„Höhenrausch – ein Alpenballett“ von Georg Reischl

Die Kraft der Tradition?

Georg Reischls „Höhenrausch – ein Alpenballett“ im Münchner Gärtnerplatztheater

Georg Reischl setzt in seiner von der Struktur her klar nachvollziehbaren und streckenweise clever konzipierten Choreografie zu früh mit der Dekonstruktion von Konkretem an.

München, 06/06/2023

Grau in grau geht es im Schlussbild von Georg Reischls Neukreation „Höhenrausch – ein Alpenballett“ zu. Gerade noch sprengt eine wilde Gruppe „Hipster-Krampusse“ in schönen, sich wiederholenden Formationen durch den Raum – laut Aussage des Choreografen eine Variante jener rüden, Schrecken verbreitenden Raunacht-Gesellen, die Dorfkindern wie ihm einst mächtig Angst und Respekt eingeflößt haben. Heutzutagesollen Auftritte und Umzüge von Perchten ja allgemein viel kontrollierter ablaufen. Da kann man seinen Frieden mit dem früher „Warst Du nicht brav“-bösen Krampus schließen und mit ihm Party feiern.
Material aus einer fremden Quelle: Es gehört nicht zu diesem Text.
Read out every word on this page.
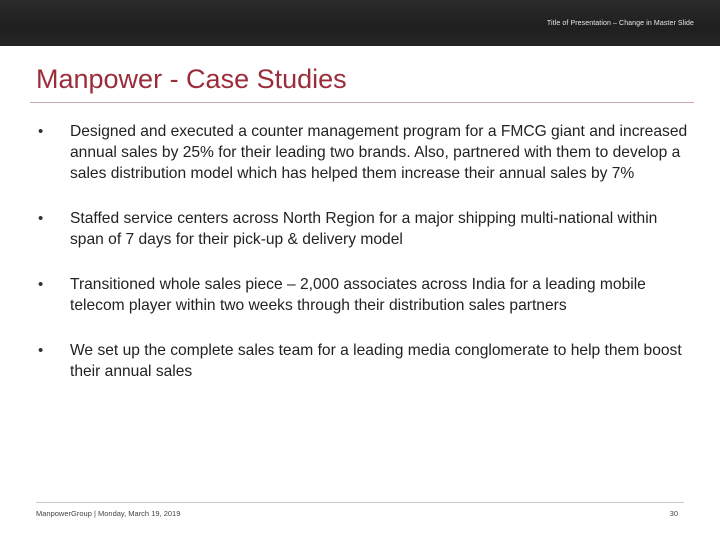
Title of Presentation – Change in Master Slide
Manpower - Case Studies
• Designed and executed a counter management program for a FMCG giant and increased annual sales by 25% for their leading two brands. Also, partnered with them to develop a sales distribution model which has helped them increase their annual sales by 7%
• Staffed service centers across North Region for a major shipping multi-national within span of 7 days for their pick-up & delivery model
• Transitioned whole sales piece – 2,000 associates across India for a leading mobile telecom player within two weeks through their distribution sales partners
• We set up the complete sales team for a leading media conglomerate to help them boost their annual sales
ManpowerGroup | Monday, March 19, 2019	30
Allerdings muss nicht automatisch viel dabei herauskommen, wenn wo viel drinsteckt. Das leise Bimmeln von Altarschellen leitet den Übergang ein. Stiller und stiller wird mit ihnen am Boden herumhantiert. Fackelträger betreten die Bühne. Ihr warmer Feuerschein schirmt den Blick auf die sich dahinter weiter verschiebenden mobilen Dekorelemente ab. Doch was bezweckt dieses festliche Zeremoniell vor einem erstaunlich melancholischen Finale eigentlich?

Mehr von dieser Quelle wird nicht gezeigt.